Мне снился убитый капитан корабля. Все виделось, как он плывет к югу в своей лодчонке, весла крестом лежат у него на груди и из глаза торчит страшный острый стержень. Море вздымает громады волн, воет ветер, с неба обрушиваются дождевые струи, но лодка не тонет, течение медленно несет ее в страну айсбергов, и я представляла себе, как она будет плыть, скованная льдом, до дня нашего воскресения из мертвых. Он был добрый человек - я, кажется, забыла об этом сказать - и, конечно, заслуживал лучшей участи.

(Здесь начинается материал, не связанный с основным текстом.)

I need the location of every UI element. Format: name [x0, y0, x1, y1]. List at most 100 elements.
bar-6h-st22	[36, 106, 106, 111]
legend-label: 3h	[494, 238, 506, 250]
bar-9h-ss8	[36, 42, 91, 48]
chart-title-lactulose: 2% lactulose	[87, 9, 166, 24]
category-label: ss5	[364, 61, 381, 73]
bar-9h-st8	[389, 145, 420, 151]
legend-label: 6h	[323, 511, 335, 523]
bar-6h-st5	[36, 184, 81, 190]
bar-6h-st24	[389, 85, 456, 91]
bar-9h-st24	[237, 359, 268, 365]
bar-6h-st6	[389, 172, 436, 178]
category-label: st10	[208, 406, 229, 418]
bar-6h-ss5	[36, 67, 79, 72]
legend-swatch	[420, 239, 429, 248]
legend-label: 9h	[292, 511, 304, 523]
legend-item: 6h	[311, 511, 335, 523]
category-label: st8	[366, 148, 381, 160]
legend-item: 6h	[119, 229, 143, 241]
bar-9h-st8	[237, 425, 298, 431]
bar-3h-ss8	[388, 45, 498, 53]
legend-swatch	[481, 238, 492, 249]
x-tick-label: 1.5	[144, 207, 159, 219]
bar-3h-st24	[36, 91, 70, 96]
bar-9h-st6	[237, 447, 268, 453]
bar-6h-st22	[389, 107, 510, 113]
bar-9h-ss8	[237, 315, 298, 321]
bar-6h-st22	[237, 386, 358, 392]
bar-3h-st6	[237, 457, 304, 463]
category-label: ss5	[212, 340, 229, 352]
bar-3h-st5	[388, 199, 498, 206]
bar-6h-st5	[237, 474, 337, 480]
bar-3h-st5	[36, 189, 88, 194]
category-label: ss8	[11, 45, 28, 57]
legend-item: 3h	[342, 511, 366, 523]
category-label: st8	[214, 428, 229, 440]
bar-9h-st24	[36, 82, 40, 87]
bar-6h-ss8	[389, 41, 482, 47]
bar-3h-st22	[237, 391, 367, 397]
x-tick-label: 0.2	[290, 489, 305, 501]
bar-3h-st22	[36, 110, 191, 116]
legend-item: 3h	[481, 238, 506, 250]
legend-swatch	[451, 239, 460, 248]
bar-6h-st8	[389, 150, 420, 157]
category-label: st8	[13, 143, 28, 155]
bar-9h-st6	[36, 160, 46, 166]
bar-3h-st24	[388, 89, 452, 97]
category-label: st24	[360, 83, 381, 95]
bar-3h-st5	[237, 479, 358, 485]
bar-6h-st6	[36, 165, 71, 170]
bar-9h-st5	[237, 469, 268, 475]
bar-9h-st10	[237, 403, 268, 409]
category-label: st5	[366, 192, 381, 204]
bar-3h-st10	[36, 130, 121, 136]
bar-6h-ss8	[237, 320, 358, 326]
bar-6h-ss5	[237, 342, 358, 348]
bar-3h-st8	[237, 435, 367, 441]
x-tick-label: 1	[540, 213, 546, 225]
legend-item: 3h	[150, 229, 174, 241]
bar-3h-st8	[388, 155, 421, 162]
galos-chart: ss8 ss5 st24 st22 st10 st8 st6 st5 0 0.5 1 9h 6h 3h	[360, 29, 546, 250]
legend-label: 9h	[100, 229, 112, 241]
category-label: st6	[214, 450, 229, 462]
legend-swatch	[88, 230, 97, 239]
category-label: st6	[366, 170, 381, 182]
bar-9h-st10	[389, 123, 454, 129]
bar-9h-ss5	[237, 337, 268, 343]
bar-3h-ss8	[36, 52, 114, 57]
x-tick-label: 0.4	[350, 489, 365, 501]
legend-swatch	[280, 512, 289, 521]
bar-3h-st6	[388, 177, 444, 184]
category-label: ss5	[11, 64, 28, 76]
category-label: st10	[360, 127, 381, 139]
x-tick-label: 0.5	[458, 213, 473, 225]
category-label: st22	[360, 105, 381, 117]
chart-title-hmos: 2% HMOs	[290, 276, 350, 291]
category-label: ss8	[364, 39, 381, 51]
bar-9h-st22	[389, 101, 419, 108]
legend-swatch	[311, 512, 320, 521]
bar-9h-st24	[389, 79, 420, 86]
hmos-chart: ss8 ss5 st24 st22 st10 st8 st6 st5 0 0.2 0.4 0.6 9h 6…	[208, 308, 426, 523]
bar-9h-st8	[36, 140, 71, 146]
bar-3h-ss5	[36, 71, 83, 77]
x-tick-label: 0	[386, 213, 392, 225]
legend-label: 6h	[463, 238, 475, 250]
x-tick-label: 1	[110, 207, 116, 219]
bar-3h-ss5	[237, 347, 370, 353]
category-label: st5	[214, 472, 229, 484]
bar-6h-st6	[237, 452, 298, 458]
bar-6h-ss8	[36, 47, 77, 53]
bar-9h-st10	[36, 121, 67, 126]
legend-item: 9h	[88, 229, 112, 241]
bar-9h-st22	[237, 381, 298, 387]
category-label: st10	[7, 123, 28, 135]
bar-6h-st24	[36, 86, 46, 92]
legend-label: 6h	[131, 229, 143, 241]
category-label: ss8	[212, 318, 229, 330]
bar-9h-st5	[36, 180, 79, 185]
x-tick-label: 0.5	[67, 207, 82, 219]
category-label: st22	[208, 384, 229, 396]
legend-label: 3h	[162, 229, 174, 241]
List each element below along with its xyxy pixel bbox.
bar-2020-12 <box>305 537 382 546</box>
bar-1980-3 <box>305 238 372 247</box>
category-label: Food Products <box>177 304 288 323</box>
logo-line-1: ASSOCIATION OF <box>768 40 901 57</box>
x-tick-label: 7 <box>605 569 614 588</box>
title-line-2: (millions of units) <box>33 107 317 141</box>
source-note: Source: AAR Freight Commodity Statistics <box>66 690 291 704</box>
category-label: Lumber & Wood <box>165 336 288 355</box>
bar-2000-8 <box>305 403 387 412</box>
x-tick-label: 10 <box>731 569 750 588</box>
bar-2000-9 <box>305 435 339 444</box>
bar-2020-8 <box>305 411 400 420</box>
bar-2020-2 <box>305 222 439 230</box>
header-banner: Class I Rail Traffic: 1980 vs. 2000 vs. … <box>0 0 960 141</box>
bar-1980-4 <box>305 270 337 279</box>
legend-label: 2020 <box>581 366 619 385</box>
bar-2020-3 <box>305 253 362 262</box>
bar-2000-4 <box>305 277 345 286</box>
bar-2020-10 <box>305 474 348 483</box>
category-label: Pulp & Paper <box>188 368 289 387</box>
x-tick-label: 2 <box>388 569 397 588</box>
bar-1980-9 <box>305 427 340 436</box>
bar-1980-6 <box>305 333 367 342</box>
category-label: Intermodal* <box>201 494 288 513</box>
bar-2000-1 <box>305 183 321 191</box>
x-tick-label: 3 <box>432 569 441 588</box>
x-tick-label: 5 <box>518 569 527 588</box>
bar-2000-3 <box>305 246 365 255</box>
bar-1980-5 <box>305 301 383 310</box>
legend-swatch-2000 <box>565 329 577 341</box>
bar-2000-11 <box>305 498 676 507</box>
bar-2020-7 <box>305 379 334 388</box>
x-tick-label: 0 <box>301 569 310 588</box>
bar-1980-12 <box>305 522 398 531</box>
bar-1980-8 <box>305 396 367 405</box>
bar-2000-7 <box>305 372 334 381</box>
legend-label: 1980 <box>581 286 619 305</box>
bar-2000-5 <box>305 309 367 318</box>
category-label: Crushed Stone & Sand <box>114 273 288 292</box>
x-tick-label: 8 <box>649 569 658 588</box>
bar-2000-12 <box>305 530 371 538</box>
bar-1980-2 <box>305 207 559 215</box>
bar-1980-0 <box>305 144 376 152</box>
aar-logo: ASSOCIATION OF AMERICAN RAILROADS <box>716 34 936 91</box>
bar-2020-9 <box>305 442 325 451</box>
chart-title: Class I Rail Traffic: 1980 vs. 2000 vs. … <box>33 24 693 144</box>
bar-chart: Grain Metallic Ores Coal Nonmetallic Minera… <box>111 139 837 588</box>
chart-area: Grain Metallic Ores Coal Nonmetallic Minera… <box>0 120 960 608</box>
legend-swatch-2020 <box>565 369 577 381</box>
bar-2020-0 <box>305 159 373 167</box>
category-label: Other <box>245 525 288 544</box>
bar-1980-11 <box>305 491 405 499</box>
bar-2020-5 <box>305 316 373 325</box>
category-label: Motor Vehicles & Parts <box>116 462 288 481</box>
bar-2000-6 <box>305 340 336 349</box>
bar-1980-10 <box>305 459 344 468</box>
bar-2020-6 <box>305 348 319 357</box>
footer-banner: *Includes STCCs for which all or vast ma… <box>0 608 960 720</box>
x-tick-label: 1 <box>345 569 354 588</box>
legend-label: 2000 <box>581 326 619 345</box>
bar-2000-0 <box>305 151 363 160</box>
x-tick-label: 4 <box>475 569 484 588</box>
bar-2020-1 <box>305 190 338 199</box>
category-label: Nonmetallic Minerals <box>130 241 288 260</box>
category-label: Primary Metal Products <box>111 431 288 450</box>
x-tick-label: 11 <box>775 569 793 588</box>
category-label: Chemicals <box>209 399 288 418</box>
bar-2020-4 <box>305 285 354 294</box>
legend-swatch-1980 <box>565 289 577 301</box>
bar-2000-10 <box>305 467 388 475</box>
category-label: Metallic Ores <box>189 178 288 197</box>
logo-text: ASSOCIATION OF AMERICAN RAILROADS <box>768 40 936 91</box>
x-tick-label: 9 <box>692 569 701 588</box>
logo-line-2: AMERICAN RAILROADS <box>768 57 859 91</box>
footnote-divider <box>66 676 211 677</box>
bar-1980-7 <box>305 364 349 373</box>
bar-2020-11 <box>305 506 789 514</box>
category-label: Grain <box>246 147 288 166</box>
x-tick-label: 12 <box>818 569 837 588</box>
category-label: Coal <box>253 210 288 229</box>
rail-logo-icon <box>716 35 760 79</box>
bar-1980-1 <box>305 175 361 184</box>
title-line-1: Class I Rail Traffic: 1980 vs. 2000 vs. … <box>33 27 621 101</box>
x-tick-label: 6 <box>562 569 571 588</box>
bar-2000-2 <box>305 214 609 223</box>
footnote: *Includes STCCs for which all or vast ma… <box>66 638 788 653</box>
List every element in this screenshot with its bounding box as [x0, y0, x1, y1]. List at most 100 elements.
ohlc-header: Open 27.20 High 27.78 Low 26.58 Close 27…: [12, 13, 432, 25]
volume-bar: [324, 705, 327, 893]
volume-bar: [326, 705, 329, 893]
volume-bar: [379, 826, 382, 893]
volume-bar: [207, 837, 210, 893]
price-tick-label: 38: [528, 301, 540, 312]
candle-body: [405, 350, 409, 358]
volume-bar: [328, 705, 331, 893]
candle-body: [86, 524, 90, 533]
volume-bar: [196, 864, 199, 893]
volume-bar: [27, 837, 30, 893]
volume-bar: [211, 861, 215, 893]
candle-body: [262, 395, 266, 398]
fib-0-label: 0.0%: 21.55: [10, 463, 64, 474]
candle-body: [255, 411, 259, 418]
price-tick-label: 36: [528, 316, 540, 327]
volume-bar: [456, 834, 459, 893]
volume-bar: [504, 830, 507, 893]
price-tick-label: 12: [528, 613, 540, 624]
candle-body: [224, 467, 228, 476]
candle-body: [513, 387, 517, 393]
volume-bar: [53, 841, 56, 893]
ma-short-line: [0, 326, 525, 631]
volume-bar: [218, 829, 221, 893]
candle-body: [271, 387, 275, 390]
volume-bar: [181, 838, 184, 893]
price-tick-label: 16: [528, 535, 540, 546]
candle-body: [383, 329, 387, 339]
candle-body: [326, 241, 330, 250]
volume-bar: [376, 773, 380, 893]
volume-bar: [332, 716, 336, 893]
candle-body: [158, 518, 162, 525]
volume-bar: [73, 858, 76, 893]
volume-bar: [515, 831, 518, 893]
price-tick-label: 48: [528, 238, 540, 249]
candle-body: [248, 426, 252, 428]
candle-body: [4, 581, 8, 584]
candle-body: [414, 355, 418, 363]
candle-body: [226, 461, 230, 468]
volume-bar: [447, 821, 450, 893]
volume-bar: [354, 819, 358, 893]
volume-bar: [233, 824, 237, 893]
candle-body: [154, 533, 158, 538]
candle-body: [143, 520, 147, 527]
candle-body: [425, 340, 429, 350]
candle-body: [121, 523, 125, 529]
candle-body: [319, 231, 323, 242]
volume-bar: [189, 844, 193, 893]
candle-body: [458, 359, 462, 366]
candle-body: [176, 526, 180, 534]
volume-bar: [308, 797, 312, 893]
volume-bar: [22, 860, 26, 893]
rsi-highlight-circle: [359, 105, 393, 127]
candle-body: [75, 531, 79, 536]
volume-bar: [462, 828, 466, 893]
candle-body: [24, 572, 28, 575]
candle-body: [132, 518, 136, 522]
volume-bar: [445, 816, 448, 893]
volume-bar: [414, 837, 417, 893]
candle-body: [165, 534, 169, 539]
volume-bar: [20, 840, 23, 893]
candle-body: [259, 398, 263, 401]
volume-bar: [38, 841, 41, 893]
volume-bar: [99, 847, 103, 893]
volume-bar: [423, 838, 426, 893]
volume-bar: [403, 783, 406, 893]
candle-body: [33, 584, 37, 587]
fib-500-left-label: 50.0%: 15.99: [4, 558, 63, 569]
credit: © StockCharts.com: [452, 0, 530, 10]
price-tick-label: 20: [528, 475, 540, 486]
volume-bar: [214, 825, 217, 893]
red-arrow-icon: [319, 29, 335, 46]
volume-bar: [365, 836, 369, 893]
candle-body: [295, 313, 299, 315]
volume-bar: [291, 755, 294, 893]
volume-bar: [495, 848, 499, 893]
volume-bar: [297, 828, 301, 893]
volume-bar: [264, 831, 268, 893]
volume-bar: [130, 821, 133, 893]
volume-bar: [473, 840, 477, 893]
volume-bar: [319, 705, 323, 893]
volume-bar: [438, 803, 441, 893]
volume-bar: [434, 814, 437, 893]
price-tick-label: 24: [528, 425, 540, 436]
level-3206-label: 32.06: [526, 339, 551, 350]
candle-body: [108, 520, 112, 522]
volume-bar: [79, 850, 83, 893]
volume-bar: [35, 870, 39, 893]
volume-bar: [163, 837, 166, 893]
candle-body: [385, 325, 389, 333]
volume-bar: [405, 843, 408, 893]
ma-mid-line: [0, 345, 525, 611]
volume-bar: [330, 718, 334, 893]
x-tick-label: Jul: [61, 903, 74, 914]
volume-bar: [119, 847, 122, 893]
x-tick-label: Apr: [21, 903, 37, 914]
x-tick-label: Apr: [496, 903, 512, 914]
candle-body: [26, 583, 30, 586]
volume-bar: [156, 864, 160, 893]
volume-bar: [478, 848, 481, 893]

Предостережения Крузо насчет обезьян научили меня осмотрительности. Тем не менее на третий день моего пребывания на острове, когда Крузо и Пятница отправились по своим делам, я выбралась из нашей крепости и принялась искать дорожку вниз и наконец нашла тропу, по которой нес меня Пятница, и спустилась по ней к берегу, ступая с величайшей осторожностью, поскольку обуви у меня так и не было. Некоторое время я брела вдоль берега, неотрывно глядя в морскую даль, хотя наивно было полагать, что избавление придет так скоро. Я шла по щиколотку в воде, с изумлением разглядывая бесчисленных крошечных рыбешек ярких цветов, которые тыкались мне в ноги, словно желая выяснить, что я из себя представляю. Я подумала, что остров Крузо совсем не плохое место, если уж суждено быть высаженным на необитаемую землю. В полдень я поднялась по склону и принялась собирать хворост, что и намеревалась делать с самого начала, довольная своей прогулкой.